Le Fantôme de la liberté, film franco-italien (1974). Coécrit avec Jean-Claude Carrière. Film à sketches qui ouvre son générique sur le tableau de Francisco de Goya, Le 3 mai 1808, symbole de l’insurrection du peuple espagnol face aux troupes napoléoniennes. Lors de la scène de la fusillade en ouverture un homme crie : « À bas la liberté ». Le même cri est repris par la foule à la fin du film. Ce film s’inscrit dans le mouvement surréaliste. Il est basé sur un procédé qui consiste à suivre l’histoire d’un personnage, puis celle d’un autre après que les deux se sont rencontrés et ainsi de suite. Un couple de bourgeois (Monica Vitti – JC Brialy) trouve répugnantes des photos de Paris, une infirmière passe une soirée dans une curieuse auberge (Paul Frankeur aubergiste, Lonsdale en chapelier pervers), on recherche une fillette alors qu’elle est présente (Jean Rochefort), un tueur est condamné à mort et aussitôt libéré, un préfet de police rejoint sa soeur au caveau familial d’où elle l’a appelé au téléphone (Picoli ministre, Piéplu commissaire). Avec aussi : Luis Buñuel : le moine fusillé. Guy Montagné : le jeune moine. Jacques Debary (à la télé : le commissaire Cabrol).
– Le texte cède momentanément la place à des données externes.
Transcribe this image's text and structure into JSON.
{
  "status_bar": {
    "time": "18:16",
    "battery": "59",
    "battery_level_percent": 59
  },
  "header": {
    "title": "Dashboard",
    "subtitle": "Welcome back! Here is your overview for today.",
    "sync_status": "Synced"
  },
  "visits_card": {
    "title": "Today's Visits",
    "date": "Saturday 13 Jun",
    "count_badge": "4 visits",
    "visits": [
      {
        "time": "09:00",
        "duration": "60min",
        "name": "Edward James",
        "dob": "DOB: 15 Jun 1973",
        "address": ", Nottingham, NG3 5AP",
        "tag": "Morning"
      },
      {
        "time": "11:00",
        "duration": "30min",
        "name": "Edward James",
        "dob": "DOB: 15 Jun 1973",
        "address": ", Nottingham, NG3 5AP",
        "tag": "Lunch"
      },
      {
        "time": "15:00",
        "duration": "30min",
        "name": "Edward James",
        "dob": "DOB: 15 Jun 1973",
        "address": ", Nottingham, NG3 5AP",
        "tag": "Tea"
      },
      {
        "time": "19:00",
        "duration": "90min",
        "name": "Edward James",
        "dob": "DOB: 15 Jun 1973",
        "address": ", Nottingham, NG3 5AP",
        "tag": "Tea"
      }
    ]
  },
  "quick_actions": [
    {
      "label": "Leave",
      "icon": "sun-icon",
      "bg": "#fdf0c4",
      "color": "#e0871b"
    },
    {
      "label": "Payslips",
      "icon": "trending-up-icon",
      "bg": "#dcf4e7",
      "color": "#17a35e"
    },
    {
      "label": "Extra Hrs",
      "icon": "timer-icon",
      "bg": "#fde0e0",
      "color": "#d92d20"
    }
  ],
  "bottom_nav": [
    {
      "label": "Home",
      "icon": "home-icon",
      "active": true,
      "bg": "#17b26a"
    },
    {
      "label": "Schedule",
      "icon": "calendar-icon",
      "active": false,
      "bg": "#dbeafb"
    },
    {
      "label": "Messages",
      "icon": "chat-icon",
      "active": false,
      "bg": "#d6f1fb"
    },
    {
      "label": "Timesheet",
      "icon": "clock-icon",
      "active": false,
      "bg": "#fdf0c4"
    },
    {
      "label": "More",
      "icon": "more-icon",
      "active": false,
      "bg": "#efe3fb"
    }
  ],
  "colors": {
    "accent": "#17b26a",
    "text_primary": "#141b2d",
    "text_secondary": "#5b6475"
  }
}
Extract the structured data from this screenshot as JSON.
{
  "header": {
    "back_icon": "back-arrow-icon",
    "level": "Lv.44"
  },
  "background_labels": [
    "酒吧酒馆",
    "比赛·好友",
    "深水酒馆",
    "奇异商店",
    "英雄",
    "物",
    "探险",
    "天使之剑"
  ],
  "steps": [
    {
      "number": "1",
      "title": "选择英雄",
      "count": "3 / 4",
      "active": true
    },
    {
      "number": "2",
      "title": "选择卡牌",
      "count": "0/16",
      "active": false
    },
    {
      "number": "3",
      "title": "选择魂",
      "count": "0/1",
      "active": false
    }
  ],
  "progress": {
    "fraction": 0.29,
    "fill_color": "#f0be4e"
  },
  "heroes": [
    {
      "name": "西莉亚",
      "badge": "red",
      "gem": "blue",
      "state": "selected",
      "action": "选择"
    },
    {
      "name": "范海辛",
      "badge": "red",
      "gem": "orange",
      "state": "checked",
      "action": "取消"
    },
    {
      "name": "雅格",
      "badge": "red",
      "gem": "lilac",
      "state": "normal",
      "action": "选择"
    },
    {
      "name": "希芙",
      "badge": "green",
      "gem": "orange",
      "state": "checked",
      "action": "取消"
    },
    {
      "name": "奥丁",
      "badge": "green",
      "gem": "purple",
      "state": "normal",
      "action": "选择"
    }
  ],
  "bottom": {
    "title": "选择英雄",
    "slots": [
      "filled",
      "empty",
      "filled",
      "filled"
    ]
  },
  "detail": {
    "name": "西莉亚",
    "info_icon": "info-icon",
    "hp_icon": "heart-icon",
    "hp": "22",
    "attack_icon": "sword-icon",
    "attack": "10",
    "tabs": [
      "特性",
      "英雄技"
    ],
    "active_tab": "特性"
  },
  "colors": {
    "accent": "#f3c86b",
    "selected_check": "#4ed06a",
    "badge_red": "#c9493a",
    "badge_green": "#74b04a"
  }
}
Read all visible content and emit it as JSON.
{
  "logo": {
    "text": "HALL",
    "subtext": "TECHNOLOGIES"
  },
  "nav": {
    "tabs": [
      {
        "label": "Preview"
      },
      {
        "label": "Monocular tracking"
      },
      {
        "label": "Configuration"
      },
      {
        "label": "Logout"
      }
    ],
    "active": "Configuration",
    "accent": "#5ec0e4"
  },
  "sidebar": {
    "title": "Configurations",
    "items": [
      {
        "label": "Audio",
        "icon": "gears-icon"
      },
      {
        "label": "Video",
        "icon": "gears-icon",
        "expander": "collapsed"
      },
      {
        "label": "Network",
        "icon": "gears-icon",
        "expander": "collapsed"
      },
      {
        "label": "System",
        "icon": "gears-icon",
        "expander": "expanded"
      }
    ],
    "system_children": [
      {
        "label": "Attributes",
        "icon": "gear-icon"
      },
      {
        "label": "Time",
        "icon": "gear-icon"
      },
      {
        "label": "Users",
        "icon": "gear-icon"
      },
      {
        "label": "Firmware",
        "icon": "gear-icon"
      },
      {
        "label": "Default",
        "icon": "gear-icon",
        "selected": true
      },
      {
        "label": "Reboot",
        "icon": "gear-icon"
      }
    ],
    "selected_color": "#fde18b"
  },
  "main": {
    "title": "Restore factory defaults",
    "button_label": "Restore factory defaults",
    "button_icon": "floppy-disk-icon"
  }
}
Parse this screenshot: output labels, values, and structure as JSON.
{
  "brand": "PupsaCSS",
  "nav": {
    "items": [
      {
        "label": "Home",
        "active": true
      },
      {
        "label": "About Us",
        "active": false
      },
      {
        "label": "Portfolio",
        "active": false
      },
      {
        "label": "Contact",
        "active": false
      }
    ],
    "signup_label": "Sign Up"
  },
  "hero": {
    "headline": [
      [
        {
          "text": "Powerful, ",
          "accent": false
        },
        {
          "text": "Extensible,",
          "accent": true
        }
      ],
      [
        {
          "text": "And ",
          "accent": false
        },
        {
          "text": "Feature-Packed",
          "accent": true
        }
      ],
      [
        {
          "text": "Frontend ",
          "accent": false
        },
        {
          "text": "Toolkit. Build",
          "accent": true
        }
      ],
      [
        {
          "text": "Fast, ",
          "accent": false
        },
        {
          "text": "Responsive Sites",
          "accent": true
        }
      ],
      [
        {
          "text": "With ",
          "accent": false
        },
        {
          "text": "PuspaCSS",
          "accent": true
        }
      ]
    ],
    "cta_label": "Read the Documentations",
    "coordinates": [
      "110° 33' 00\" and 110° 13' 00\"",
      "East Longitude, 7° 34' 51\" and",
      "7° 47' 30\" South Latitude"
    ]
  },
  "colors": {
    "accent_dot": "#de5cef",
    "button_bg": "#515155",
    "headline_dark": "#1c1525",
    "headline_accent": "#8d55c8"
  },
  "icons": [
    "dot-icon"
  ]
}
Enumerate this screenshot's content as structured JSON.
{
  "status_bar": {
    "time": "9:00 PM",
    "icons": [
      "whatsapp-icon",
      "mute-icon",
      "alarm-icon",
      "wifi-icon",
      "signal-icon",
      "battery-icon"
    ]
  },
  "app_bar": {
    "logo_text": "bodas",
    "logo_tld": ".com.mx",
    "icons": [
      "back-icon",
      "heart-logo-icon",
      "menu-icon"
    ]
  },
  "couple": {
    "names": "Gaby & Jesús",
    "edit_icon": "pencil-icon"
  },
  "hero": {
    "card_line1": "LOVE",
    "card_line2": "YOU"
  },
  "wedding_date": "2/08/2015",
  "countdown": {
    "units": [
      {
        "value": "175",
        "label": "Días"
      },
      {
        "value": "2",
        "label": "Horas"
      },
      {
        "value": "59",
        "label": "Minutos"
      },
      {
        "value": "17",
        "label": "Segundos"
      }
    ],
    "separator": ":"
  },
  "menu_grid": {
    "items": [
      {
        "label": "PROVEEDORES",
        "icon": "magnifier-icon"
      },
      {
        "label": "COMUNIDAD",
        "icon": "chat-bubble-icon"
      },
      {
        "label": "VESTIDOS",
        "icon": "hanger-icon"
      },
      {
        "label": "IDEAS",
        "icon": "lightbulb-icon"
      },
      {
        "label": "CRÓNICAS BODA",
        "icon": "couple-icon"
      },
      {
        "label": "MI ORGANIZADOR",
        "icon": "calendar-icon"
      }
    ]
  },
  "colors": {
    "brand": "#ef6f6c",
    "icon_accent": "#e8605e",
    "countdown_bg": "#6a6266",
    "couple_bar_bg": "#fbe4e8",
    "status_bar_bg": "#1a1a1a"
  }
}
Cet obscur objet du désir (1977), 32e et dernier film – franco-espagnol – de Luis Buñuel. Coécrit avec Jean-Claude Carrière (collaborateur de Buñuel depuis les années 1960), le scénario est inspiré d’un roman de Pierre Louÿs, La Femme et le Pantin. Le titre est tiré d’une citation du roman, « ce pâle objet du désir », que Carrière et Buñuel ont adaptée en changeant l’adjectif et en ajoutant un démonstratif pour donner Cet obscur objet du désir. Lors d’un voyage en train, Mathieu Faber raconte aux passagers de son compartiment ses amours avec Conchita, femme séduisante qu’il tente de posséder. Mais elle se dérobe toujours à ses avances après lui avoir fait espérer le bonheur. Le récit est ponctué d’attentats violents absurdes. Avec Fernando Rey (voix de Michel Piccoli), Carole Bouquet : Conchita, Angela Molina : Conchita II.